Commonly called CRKP, which is short for carbapenem-resistant Klebsiella
pneumoniae, the bacteria were found in three patients at St. Luke’s in
2010, and the team published a report about it in 2011 in Diagnostic Microbiology & Infectious Disease. Endemic to the
northeastern United States
and recently making its way to California,
reports of this particular superbug have remained uncommon throughout the
majority of the country. The researchers believe these are the first confirmed
cases in Texas.
“The
key to effective therapy is to identify the infection quickly and accurately,
so you can initiate the appropriate measures that will benefit the patient,
prevent it from spreading and discourage the development of resistance,” says
Vincent Tam, associate professor of clinical sciences at the UH College of
Pharmacy and coauthor of the report. “The current methods of detection are far
from perfect, but following national and international resistance trends, we
are being proactive in anticipating problems so we can deal with them when
they’re in the initial, budding stage.”
Although
it’s virtually impossible to pinpoint when or how this superbug arrived in Texas, researchers are
working to determine its prevalence here and to develop strategies to deal with
potential outbreaks.
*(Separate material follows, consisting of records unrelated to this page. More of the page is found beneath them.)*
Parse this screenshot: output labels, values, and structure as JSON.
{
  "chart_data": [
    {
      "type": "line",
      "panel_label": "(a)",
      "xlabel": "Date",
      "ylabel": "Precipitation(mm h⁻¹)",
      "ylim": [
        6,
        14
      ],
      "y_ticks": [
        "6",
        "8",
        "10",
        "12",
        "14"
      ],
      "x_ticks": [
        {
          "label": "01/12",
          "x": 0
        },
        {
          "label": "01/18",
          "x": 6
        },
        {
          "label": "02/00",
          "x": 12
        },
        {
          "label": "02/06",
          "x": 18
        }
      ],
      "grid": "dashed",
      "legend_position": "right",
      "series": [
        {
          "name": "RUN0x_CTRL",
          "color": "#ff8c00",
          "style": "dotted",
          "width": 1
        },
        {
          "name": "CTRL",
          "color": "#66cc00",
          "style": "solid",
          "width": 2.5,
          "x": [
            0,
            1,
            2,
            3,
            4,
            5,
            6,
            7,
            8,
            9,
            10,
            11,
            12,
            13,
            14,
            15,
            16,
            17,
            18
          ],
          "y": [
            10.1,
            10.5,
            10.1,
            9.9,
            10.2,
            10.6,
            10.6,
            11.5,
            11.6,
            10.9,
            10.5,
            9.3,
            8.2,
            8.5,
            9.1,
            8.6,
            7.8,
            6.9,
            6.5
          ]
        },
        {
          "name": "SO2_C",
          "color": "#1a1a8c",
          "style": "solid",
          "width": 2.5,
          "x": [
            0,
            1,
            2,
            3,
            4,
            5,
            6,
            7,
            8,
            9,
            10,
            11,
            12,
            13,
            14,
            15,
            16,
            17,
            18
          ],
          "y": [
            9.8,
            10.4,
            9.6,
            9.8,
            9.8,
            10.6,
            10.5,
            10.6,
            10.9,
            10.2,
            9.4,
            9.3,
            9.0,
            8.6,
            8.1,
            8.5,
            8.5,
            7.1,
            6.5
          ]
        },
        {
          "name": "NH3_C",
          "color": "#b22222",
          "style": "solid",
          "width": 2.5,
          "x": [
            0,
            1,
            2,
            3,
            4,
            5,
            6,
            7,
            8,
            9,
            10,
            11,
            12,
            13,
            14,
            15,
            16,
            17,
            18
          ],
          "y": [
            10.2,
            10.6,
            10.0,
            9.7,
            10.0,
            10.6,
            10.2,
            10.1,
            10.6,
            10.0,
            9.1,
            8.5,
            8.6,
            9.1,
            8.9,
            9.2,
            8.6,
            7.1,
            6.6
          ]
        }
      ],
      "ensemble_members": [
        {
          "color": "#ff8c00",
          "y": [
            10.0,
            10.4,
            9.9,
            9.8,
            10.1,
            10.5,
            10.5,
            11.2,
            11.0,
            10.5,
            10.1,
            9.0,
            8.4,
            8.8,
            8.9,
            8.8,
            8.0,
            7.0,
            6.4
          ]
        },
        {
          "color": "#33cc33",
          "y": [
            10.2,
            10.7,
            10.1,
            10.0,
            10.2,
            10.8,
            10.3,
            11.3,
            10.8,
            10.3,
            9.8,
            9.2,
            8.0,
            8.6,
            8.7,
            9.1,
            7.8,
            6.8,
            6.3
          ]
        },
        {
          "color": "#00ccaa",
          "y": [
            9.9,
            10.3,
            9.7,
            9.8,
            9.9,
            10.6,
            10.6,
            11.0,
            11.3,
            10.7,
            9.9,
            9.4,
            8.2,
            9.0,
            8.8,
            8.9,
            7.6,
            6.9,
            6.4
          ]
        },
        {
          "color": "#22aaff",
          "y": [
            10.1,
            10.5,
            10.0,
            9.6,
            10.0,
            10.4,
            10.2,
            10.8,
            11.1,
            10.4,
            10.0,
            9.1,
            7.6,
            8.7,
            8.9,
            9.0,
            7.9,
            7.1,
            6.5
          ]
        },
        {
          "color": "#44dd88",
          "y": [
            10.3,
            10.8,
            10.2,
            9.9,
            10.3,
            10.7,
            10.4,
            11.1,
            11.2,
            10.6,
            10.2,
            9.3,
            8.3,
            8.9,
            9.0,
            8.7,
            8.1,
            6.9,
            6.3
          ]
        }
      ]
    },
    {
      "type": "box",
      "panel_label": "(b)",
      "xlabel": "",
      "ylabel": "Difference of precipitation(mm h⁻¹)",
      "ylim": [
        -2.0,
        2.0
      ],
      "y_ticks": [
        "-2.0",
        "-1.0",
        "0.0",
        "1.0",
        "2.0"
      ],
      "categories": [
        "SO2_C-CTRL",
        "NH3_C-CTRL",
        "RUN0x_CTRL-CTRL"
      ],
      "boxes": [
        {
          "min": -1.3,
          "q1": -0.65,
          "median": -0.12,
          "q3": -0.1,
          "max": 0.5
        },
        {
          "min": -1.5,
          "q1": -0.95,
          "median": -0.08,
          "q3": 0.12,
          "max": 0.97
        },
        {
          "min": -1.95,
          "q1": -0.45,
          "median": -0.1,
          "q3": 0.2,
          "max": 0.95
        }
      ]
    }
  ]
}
The bacteria can cause an array of infections, including
pneumonia, bloodstream, and urinary tract infections, and are becoming
increasingly worrisome for clinicians.
Although
Klebsiella pneumoniae is naturally found in the intestinal tract and
relatively harmless to healthy individuals, it can lead to potentially deadly
infections in people with weakened immune systems, such as patients in ICUs,
long-term care facilities, or nursing homes. These bacteria, for instance, are
resistant to the carbapenem class of antibiotics, which are among the
antimicrobials of last resort for this type of bacteria. As a result,
clinicians managing the infection are left with few options but to employ more
toxic drugs that pose an increased risk of damage to the kidneys or other
organs.
The
automated systems used in clinical microbiology laboratories can misclassify
certain bacteria as being susceptible to carbapenems, potentially leading to
inappropriate treatment and unfavorable patient outcomes. More accurate methods
for identifying these specific bacteria require time- and labor-intensive
processes and are typically only available in research laboratories outside of
the clinical setting, such as at the Centers for Disease Control and academic
research institutions such as UH.
With
support from the Roderick D. MacDonald Research Fund at SLEH, Tam and his
collaborators are working to determine the prevalence of CRKP and to employ
promising techniques for rapid and accurate detection of these bacteria in the
clinical setting, as well as prevent its spread within the health care system.